Aus ihr heraus traten, flogen und ritten wahrgewordene Alpträume, allen voran seine Pain - Eater.

Es war gar ein grausiger Anblick als die beiden Kontigente unter großen Gebrüll von Vormierungsbefehlen.
Langsam bereitete sich der Unangenehme Geruch rund um die Legion seinen Weg.

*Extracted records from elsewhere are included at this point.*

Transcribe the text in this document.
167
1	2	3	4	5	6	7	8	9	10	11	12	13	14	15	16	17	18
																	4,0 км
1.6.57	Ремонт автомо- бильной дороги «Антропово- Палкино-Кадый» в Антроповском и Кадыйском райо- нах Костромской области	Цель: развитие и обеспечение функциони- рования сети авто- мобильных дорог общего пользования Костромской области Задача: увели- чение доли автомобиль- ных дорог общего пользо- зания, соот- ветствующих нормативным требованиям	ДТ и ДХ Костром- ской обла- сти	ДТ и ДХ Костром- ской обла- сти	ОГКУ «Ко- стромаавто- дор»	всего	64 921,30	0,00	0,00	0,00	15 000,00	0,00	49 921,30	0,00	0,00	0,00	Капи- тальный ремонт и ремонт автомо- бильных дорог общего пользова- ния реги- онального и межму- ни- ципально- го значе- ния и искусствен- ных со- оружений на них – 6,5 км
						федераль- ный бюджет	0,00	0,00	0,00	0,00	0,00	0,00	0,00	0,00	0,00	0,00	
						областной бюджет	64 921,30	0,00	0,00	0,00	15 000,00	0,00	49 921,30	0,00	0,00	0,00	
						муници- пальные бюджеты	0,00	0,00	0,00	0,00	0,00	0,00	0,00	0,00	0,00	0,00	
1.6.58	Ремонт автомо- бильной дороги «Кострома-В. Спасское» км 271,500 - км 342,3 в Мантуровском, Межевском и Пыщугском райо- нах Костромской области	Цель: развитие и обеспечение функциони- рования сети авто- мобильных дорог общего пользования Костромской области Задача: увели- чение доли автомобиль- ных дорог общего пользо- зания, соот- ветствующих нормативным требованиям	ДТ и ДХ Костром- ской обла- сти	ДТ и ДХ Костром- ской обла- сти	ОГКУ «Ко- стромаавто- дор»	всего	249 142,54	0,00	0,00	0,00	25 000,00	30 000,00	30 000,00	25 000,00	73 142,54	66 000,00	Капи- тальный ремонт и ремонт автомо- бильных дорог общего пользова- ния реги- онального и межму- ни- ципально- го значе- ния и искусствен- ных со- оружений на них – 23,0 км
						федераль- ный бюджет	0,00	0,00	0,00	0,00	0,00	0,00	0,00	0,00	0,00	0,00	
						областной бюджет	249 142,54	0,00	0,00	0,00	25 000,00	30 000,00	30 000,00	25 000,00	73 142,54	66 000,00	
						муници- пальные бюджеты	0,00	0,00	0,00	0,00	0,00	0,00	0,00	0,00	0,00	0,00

Da waren große Altraum Bringer deren Anblick gar das tapferste Kriegerherz zum bersten brachten. Sie waren Meister der Suggestion doch auch von ihren körperlichen Fähigkeiten sollte man sich wohl in acht nehmen....



Des weiteren schälngelten sich langsam mächtige wiederbelebte Drachen durch die Lüfte ihr Odem war feurig bei weitem ja, und so mancher Krieger fand sich meist schon nach wenigen Sekunden zwischen ihren Kiefern wieder.
Nur damit sie die Untoten Drachen nähren konnten.



Zwischen All diesen Kreaturen konnte man das fast gespentische schweigend seiner Pain - Eater wahrnehmen.
Fest hielten sie ihre Waffen in den Händen doch die Gesichter und jeglicher Blick auf den Körper blieb im Dunklen.



Einige von ihnen gar waren beflügelt und flogen regelmäßige Patroullien über den beiden Kontingenten.
Es waren garstige Kreaturen auf denen sie ritten und man konnte das peitschen ihrer ledernen Flügel weit hören.



Und hinter all diesen Altraumartigen Wesen schritt er langsam und gemächlich aus dem übergroßen Portal, sein Gesicht wahr fahl weiß und die grauen Pupillen seiner Augen lagen leicht schmunzelnd auf beiden Kontigenten.
Kurz strich er sich eine Strähne aus dem Gesicht, er hatte weißes kurzes Haar. Der Blick auf den Rest seines Körpers blieb jedoch verwehrt. Alles war mit Schwarzem Leder umhüllt, sein Hemd ebenso wie seine Hose. Darüber trug er einen Fußknöchellangen Ledermantel, der zwischen den Schulterblättern eine Scheide hatte. Aus dieser Scheide ragte der Griff eines mächtigen Biedenhänders.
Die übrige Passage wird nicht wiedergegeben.